Hyvärinen nevertheless notes that he does not know whether there is any substance in the accusations against Väyrynen or Salomaa.
“What is certainly odd in both cases is the fact that the employer brought the alcohol suspicions right out into the open like that. It is almost as if at the top of the tree there would be no need to go through the usual arrangements of getting someone straight, or putting them into a rehab programme”, says Hyvärinen.
“I did not see any reason to hide the matter, because the complaints will in any case come as an appendix to the formal protocol on the subject”, said Antti Tanskanen by way of justification for his disclosure.
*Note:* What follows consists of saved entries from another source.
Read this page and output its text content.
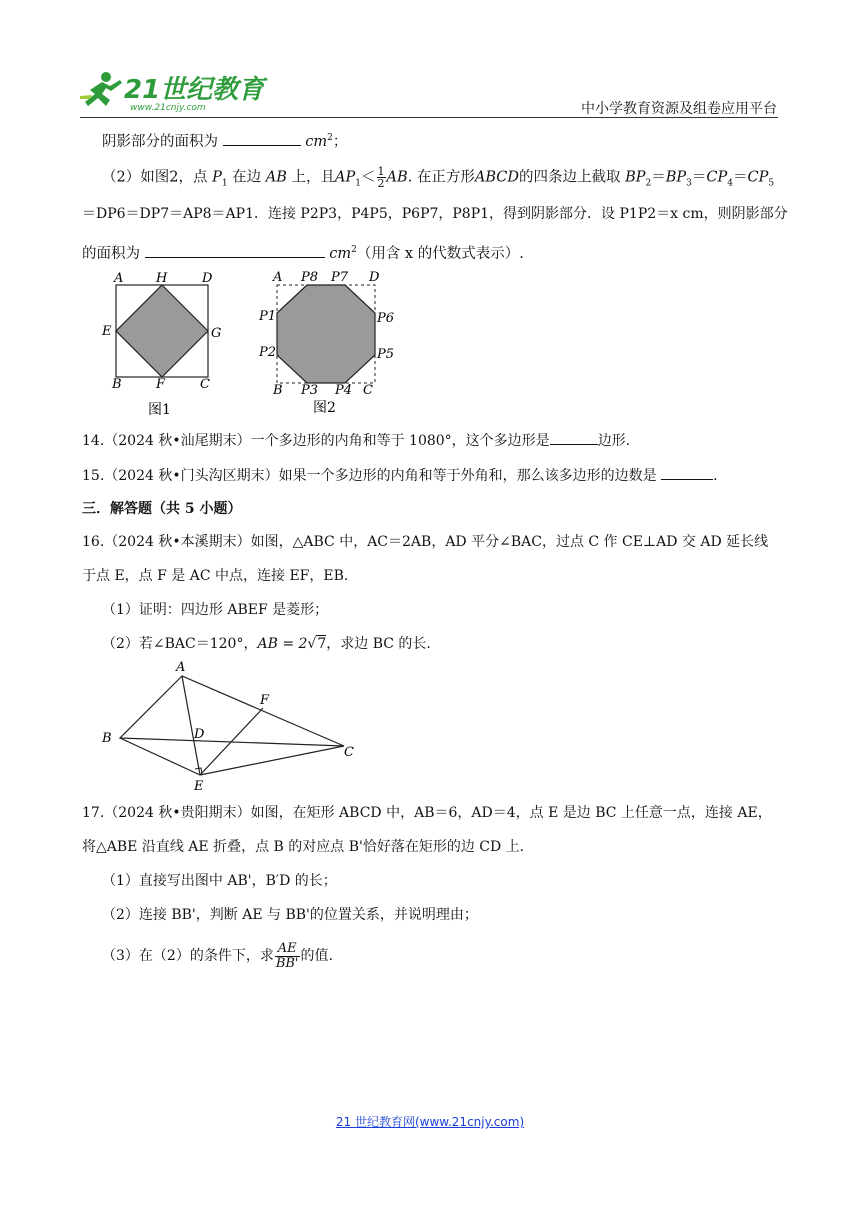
21世纪教育
www.21cnjy.com	中小学教育资源及组卷应用平台
阴影部分的面积为	$cm^2$；
（2）如图2，点 $P_1$ 在边 AB 上，且$AP_1< \frac{1}{2}$ AB. 在正方形ABCD的四条边上截取 $BP_2=BP_3=CP_4=CP_5$
＝DP6＝DP7＝AP8＝AP1．连接 P2P3，P4P5，P6P7，P8P1，得到阴影部分．设 P1P2＝x cm，则阴影部分
的面积为	$cm^2$（用含 x 的代数式表示）.
A	H	D
E	G
B	F	C
图1
A P8 P7 D
P1	P6
P2	P5
B P3 P4 C
图2
14.（2024 秋•汕尾期末）一个多边形的内角和等于 1080°，这个多边形是	边形.
15.（2024 秋•门头沟区期末）如果一个多边形的内角和等于外角和，那么该多边形的边数是	.
三．解答题（共 5 小题）
16.（2024 秋•本溪期末）如图，△ABC 中，AC＝2AB，AD 平分∠BAC，过点 C 作 CE⊥AD 交 AD 延长线
于点 E，点 F 是 AC 中点，连接 EF，EB．
（1）证明：四边形 ABEF 是菱形；
（2）若∠BAC＝120°，AB = 2√7，求边 BC 的长.
A
F
B	D
C
E
17.（2024 秋•贵阳期末）如图，在矩形 ABCD 中，AB＝6，AD＝4，点 E 是边 BC 上任意一点，连接 AE，
将△ABE 沿直线 AE 折叠，点 B 的对应点 B'恰好落在矩形的边 CD 上．
（1）直接写出图中 AB'，B′D 的长；
（2）连接 BB'，判断 AE 与 BB'的位置关系，并说明理由；
（3）在（2）的条件下，求 $\frac{AE}{BB'}$ 的值.
21 世纪教育网(www.21cnjy.com)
The media, of course, also have the right to make it known if someone in a significant position is drinking heavily.
The recent cases have also given pause for thought for Seppo Koskinen, a professor of labour and social welfare law at the University of Lapland.
“An individual’s use of alcohol is the sort of sensitive personal information that should not be made public, according to the law”, he suggests.
For example alcoholism is a sickness, and the information surrounding it should be kept within a select group of people, even in the work environment.
What sets the Salomaa and Väyrynen cases apart is that the former was working for a newspaper publisher, while the latter is a civil servant.
“If a civil servant in a senior position is drinking heavily in private, let alone if he is appearing drunk in public, then it is always going to be a more blameworthy action. Civil servants are expected to display proper discipline in these things”, says Koskinen.
Difficult subjects, to be sure. Both Salomaa and Väyrynen have vehemently denied the allegations made against them about their alcohol problems.
The matter of the firing and outstanding salary claims of HIFK ex-coach Bob Francis will be heard in Helsinki District Court later this month.
Lawyers are apparently poring over the Salomaa case right now.
Väyrynen’s alleged behaviour will be discussed at a meeting of the Board of the Institute of International Affairs on Tuesday. Everything points to the fact that this was not simply a matter of drink, but that it was one of the symptoms of the inflamed working atmosphere that exists in the Institute at present.
In any event, nobody is likely to be suggesting on Tuesday that the answer to the Institute’s problems should be a “wet” retreat weekend in which to iron things out.